Pour irriguer les quartiers périphériques et sortir de l'hypercentre, chacun a sa méthode. Thomas Cazenave veut optimiser les salles sous-exploitées, comme La Pergola à Caudéran, et souhaite « que demain, on puisse organiser la Fête du vin dans les différents quartiers de la ville », tout en renforçant la place des œuvres dans la rue. De son côté, Nordine Raymond pointe d'abord une urgence matérielle : il souligne que des quartiers comme les Aubiers, la Bastide ou Bacalan sont « très pauvres en équipements ». Le candidat LFI veut y créer des espaces pour laisser s'épanouir les initiatives habitantes. Pierre Hurmic privilégie, lui, le « hors les murs, en investissant encore davantage l'espace public ». Il entend développer les lieux de proximité et veut dédier une partie de la Bourse du travail aux pratiques amateurs, qui « se nourrissent des institutions ». Enfin, Philippe Dessertine défend une approche globale où la culture irrigue l'économie locale : « Pour qu'un quartier soit un vrai quartier, il faut de la culture, du sport, des commerces. On doit relancer les ateliers d'artistes ; les théâtres de poche ont une vie culturelle intense qui fait vivre tout un écosystème autour d'eux ».

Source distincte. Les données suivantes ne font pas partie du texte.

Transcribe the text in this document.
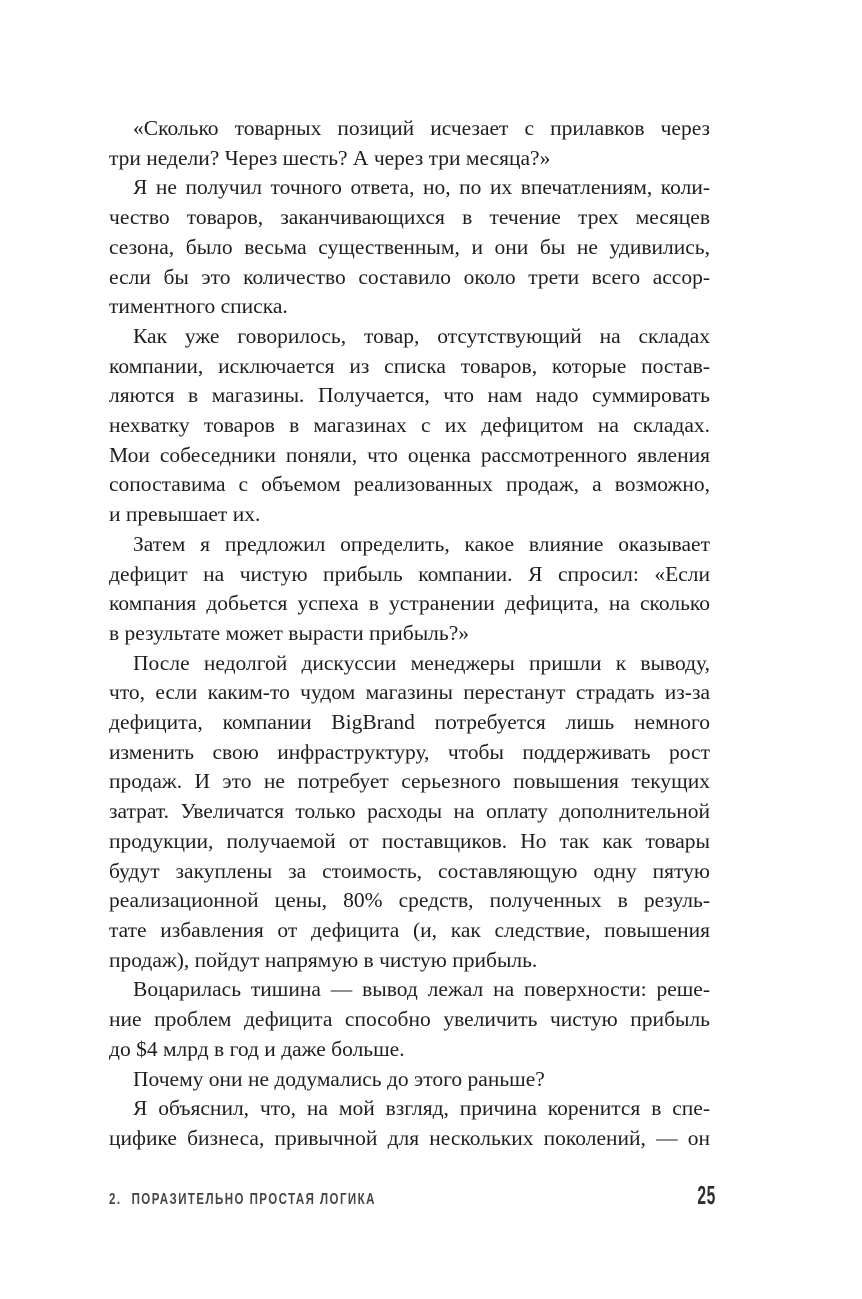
«Сколько товарных позиций исчезает с прилавков через
три недели? Через шесть? А через три месяца?»
Я не получил точного ответа, но, по их впечатлениям, коли-
чество товаров, заканчивающихся в течение трех месяцев
сезона, было весьма существенным, и они бы не удивились,
если бы это количество составило около трети всего ассор-
тиментного списка.
Как уже говорилось, товар, отсутствующий на складах
компании, исключается из списка товаров, которые постав-
ляются в магазины. Получается, что нам надо суммировать
нехватку товаров в магазинах с их дефицитом на складах.
Мои собеседники поняли, что оценка рассмотренного явления
сопоставима с объемом реализованных продаж, а возможно,
и превышает их.
Затем я предложил определить, какое влияние оказывает
дефицит на чистую прибыль компании. Я спросил: «Если
компания добьется успеха в устранении дефицита, на сколько
в результате может вырасти прибыль?»
После недолгой дискуссии менеджеры пришли к выводу,
что, если каким-то чудом магазины перестанут страдать из-за
дефицита, компании BigBrand потребуется лишь немного
изменить свою инфраструктуру, чтобы поддерживать рост
продаж. И это не потребует серьезного повышения текущих
затрат. Увеличатся только расходы на оплату дополнительной
продукции, получаемой от поставщиков. Но так как товары
будут закуплены за стоимость, составляющую одну пятую
реализационной цены, 80% средств, полученных в резуль-
тате избавления от дефицита (и, как следствие, повышения
продаж), пойдут напрямую в чистую прибыль.
Воцарилась тишина — вывод лежал на поверхности: реше-
ние проблем дефицита способно увеличить чистую прибыль
до $4 млрд в год и даже больше.
Почему они не додумались до этого раньше?
Я объяснил, что, на мой взгляд, причина коренится в спе-
цифике бизнеса, привычной для нескольких поколений, — он
2. ПОРАЗИТЕЛЬНО ПРОСТАЯ ЛОГИКА	25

5. Le pouvoir d'achat : la culture à quel prix ?

Comment alléger la facture culturelle des familles ? D'emblée, Julie Rechagneux promet d'augmenter le reste à vivre des ménages en baissant globalement la taxe foncière. Sur cette question, Philippe Dessertine assume quant à lui une ligne libérale : « Je ne suis pas sur la gratuité car pour moi, ce qui est gratuit n'a pas de valeur ». Il lui préfère un accès ciblé à 1 euro pour les jeunes, rappelant que « la culture est un ascenseur social ». Mais il refuse catégoriquement que « l'accès à la culture, d'ailleurs comme l'accès à la santé, comme l'accès à l'éducation, puisse être un problème financier ». Face à lui, Thomas Cazenave défend une mesure concrète en proposant « la gratuité des musées un deuxième dimanche par mois », là où Pierre Hurmic s'appuie sur la tarification sociale existante et le plan « 100 % éducation artistique » mené à l'école. Pour Nordine Raymond, la gratuité ne suffit pas : « L'accès à l'art, c'est aussi les transports, la médiation culturelle ». Le candidat insoumis veut d'ailleurs créer une « Maison municipale dédiée à l'enseignement des arts visuels et urbains ».